There’s not much you can do to help except wait for while.

Soon your turtle will realize that it can’t swim through the glass

Temperature Requirements for basking

Turtles prefer temperatures between 65°F and 75°F, so if the basking spot isn’t at this range, turtles will seek another location.

Turtles prefer temperatures between 75°F and 90°F. They also require plenty of space to move around freely without being cramped.

Turtles do not hibernate during winter months; instead they seek shelter under rocks, logs, or any type of cover.

Check the temperature of the basking area with a thermometer.

If the temperature is below 80 degrees Fahrenheit, consider moving the heater closer to the tank.

Don’t worry; turtles aren’t harmed by heat.

If the temperature is too hot, you can either buy a smaller heater or move the heater farther away from your turtle.

Generally speaking, temperatures should range between 80 and 95°F (27–35 °C) during the summer months and 65 and 75°F (18–24 °C) during winter months.

However, this varies based on the type species of turtles being kept.

Inadequate diet

Turtles aren’t too fussy when it comes to what they eat, but if you don’t provide them with enough food, or if you don’t give them the correct kind of food, they will begin to swim frantically looking for food.

Turtles eat algae to get nutrients and calcium, so you must provide enough of both to ensure proper growth.

You also need to feed your turtles at least once per week during the summer months.

A good rule of thumb is to feed your pet once per week based on its age and size.

If you follow this guideline, your turtle won’t get too fat and unhealthy.

To put this method into action is to find a small container, like a medicine cup, a shot glass, or a bottle cap.

This container must be approximately the same size as the head of your turtle, without the neck.

Then you fill that container to the top with food.

This is the amount of food you should feed your turtle each day.

Turtles are herbivorous animals, meaning that they only consume plant matter.

They do not eat meats, fish, eggs, dairy, or any other animal product.

Their diets consist mainly of fruits, vegetables, nuts, seeds, algae, fungi, and insects.

These items provide essential nutrients and minerals needed for healthy growth and development.

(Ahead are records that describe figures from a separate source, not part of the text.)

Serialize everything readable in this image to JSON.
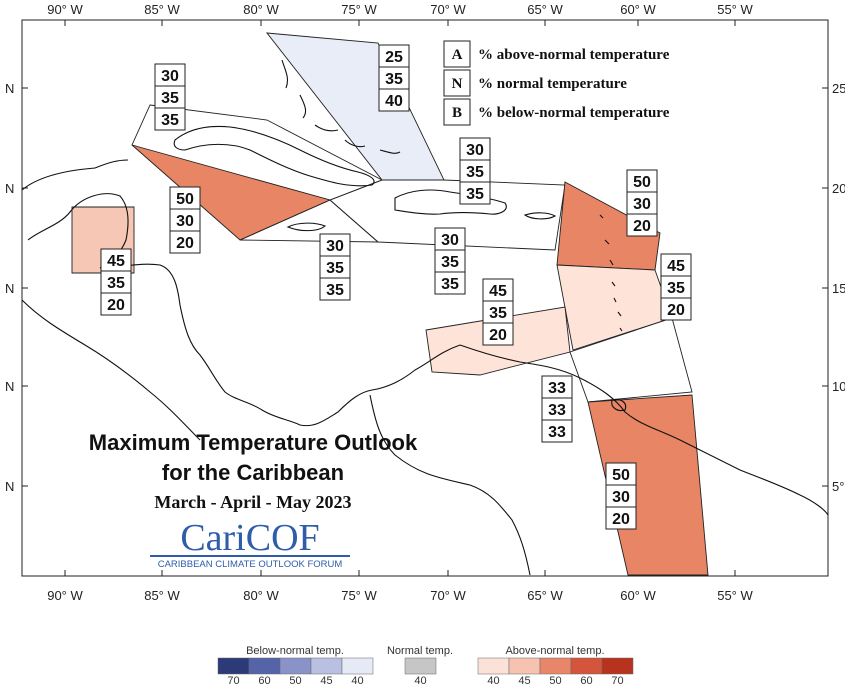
{
  "map": {
    "x_ticks": [
      "90° W",
      "85° W",
      "80° W",
      "75° W",
      "70° W",
      "65° W",
      "60° W",
      "55° W"
    ],
    "y_ticks": [
      "25",
      "20",
      "15",
      "10",
      "5°"
    ],
    "y_prefix": "N",
    "colors": {
      "above_40": "#fde3d8",
      "above_45": "#f6c7b4",
      "above_50": "#e88565",
      "normal": "#c8c8c8",
      "below_40": "#e9edf8",
      "outline": "#222222"
    }
  },
  "key": {
    "rows": [
      {
        "letter": "A",
        "text": "% above-normal temperature"
      },
      {
        "letter": "N",
        "text": "% normal temperature"
      },
      {
        "letter": "B",
        "text": "% below-normal temperature"
      }
    ]
  },
  "zones": [
    {
      "name": "bahamas",
      "values": [
        "25",
        "35",
        "40"
      ]
    },
    {
      "name": "cuba",
      "values": [
        "30",
        "35",
        "35"
      ]
    },
    {
      "name": "western-caribbean",
      "values": [
        "50",
        "30",
        "20"
      ]
    },
    {
      "name": "belize",
      "values": [
        "45",
        "35",
        "20"
      ]
    },
    {
      "name": "jamaica",
      "values": [
        "30",
        "35",
        "35"
      ]
    },
    {
      "name": "hispaniola",
      "values": [
        "30",
        "35",
        "35"
      ]
    },
    {
      "name": "puerto-rico",
      "values": [
        "30",
        "35",
        "35"
      ]
    },
    {
      "name": "leeward-islands",
      "values": [
        "50",
        "30",
        "20"
      ]
    },
    {
      "name": "windward-islands",
      "values": [
        "45",
        "35",
        "20"
      ]
    },
    {
      "name": "abc-islands",
      "values": [
        "45",
        "35",
        "20"
      ]
    },
    {
      "name": "trinidad",
      "values": [
        "33",
        "33",
        "33"
      ]
    },
    {
      "name": "guianas",
      "values": [
        "50",
        "30",
        "20"
      ]
    }
  ],
  "title": {
    "line1": "Maximum Temperature Outlook",
    "line2": "for the Caribbean",
    "season": "March - April - May 2023"
  },
  "logo": {
    "name": "CariCOF",
    "subtitle": "CARIBBEAN CLIMATE OUTLOOK FORUM"
  },
  "scale": {
    "below": {
      "label": "Below-normal temp.",
      "ticks": [
        "70",
        "60",
        "50",
        "45",
        "40"
      ],
      "colors": [
        "#2c3a78",
        "#5563a8",
        "#8a93c8",
        "#b9c0e2",
        "#e6eaf6"
      ]
    },
    "normal": {
      "label": "Normal temp.",
      "ticks": [
        "40"
      ],
      "colors": [
        "#c6c6c6"
      ]
    },
    "above": {
      "label": "Above-normal temp.",
      "ticks": [
        "40",
        "45",
        "50",
        "60",
        "70"
      ],
      "colors": [
        "#fbe2d9",
        "#f5c3b0",
        "#e8866a",
        "#d4553b",
        "#b8331e"
      ]
    }
  }
}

The types of plants eaten also vary depending upon the species.

For example, sea turtles primarily feed on seaweed while freshwater turtles prefer vegetation growing near water sources.

Overall most turtles species are omnivores

This means they eat fruits, veg and meat

A balanced diet for your turtle would contain the following

  • Vegetables
  • Fruits
  • Fish
  • Meat
  • Dried Insects
  • Pellets

Check out my article – Can turtles eat watermelons?

Why is my turtle pacing?

There are three primary reasons why tortoises pace:

They are trying to attract members of the opposite sex, pacing can be a reaction to the glass in some enclosures or terraria, and lastly, it may be that your tortoise is from a species that walks a lot and finds its enclosure too small.

Why does my turtle swim towards me?

Turtles are very intelligent creatures, and they recognize humans as providers of food.

If you see a turtle swimming towards you, you should feel happy because you know that your turtle recognizes you as the provider.

He will swim towards you when you approach him, thinking that you carry food for him.

This is his way of asking you for food.

Don’t forget to feed him regularly.

He won’t get aggressive when you give him some food.

You just need to avoid overdoing it.

I go into more detail in my article – Why does my turtle swim towards me?7

Also check out my article – Why is my turtle struggling to swim?